A step-by-step guide to starting basil seeds in Daniel's Plants biodegradable peat pot trays
Happy March and welcome to our first blog post! Thanks for visiting Daniel's Plants.
Today we're going to talk about starting basil seeds indoors so you can transplant them outdoors once it warms up outside.
First, find a spot indoors that gets a lot of natural light and stays fairly warm (15-20 degrees Celsius/60-68 degrees Fahrenheit). If you don't have a spot like this, you may want to invest in a grow light and a seedling heat mat for faster growing and proper germination.
Step 1. Gather materials, soil, and seeds
Materials used in this planting:
- Daniel's Plants Biodegradable Peat Pot Trays with Plant Labels
- Rigid 1020 trays without drain holes
- Nutritious potting soil with good drainage
- A small watering can
- Gardening tools (soil scoop, seed planting tools)
Step 2. Set up the seedling trays inside the plastic flat tray. This will save your gardening table from getting wet when you water. Five of our seedling trays fit perfectly into a standard 1020 flat.
Step 3. Fill the seedling trays with potting soil. You can just fill them flat with the top - once you water the soil will sink down a little bit to give you a small recess for easier watering from the edge of the tray cells.
Step 4. Use a tool to make a small indent where you want to plant your seeds. In this case I had a very handy planting kit to help with this. You want to make sure to not plant your seeds too deep. For basil, we plant them approximately a quarter inch deep.
Step 5. Cover up your seeds and pat them down gently to make a good seal on top of the seeds. Again, make sure your seeds are not covered too deeply - we're looking for about a quarter inch coverage on top of the seeds.
Step 6. Water gently. This will settle down the soil slightly and make a good seal and make sure that the seeds start to absorb moisture and start their germination process. Make sure not to over-water or your soil and seeds will float away.

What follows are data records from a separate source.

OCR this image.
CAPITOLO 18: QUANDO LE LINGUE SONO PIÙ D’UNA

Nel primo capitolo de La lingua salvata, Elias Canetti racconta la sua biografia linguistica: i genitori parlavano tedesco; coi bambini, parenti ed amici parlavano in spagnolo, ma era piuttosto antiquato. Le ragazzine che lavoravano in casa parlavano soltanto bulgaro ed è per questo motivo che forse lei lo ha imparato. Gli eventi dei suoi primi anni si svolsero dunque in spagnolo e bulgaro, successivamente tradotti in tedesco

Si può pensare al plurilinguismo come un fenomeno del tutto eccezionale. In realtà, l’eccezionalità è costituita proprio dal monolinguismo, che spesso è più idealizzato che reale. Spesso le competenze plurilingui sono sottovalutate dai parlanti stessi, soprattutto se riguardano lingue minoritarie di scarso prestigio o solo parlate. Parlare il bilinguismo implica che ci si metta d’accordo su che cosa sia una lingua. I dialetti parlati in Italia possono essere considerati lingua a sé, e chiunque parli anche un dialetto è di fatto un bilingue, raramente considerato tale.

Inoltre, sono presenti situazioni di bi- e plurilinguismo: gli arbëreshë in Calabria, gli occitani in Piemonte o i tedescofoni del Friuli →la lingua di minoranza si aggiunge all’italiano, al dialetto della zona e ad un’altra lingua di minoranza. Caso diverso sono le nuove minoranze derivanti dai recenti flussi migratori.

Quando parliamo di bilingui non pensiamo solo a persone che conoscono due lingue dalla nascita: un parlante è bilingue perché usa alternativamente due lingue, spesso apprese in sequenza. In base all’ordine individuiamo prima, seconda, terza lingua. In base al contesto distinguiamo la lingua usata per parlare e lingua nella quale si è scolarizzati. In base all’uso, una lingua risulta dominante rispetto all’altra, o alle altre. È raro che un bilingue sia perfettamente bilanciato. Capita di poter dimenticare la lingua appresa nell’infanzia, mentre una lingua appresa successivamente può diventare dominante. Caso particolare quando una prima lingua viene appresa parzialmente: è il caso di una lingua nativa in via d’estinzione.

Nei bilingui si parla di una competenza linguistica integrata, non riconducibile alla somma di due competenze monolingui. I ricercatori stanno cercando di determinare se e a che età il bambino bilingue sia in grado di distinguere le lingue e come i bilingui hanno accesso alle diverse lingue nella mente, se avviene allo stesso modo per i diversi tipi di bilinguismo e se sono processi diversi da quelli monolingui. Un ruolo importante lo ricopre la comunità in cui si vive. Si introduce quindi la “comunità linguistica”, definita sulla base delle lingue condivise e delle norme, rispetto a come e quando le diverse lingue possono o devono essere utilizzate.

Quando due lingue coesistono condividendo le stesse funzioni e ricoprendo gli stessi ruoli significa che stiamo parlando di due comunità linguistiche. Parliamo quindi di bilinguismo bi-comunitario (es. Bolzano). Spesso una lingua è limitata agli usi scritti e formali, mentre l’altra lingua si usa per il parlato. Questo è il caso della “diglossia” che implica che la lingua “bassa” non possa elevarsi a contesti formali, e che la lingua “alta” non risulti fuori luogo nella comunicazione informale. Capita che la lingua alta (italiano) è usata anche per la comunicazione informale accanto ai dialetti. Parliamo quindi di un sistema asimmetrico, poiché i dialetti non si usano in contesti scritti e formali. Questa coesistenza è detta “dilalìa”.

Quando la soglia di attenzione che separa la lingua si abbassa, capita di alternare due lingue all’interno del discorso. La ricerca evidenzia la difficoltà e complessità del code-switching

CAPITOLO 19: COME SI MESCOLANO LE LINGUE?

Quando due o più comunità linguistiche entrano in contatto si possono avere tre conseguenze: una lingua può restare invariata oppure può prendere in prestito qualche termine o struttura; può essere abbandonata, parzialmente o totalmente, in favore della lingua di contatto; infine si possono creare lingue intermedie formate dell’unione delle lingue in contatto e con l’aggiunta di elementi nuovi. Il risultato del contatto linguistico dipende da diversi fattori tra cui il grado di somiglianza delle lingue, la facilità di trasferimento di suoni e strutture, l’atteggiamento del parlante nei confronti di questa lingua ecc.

Step 7. Now we wait! Keep the top layer moist for the seeds to germinate. Consistency in watering is key - you don't want to over-soak but you do want to keep the top moist. A spray bottle can help with this too. Just giving soft sprays every day or two depending on your environment and humidity will work well.
Step 8. Once your seeds have sprouted give them less regular waterings but deeper soakings. Especially with basil - basil doesn't like to be kept too wet. I always like to let them dry down so the top layer of the potting soil is dry and then give them deeper soakings every few days. Watering will greatly depend on the humidity in which you're growing and the heat levels.
Step 9. Transplant into your garden or planter! Once your basil plants have sprouted and matured a bit, you can simply tear the trays to make individual cells and plant them directly into the ground. The roots will grow right through the biodegradable pot and the basil will keep on growing without hesitation.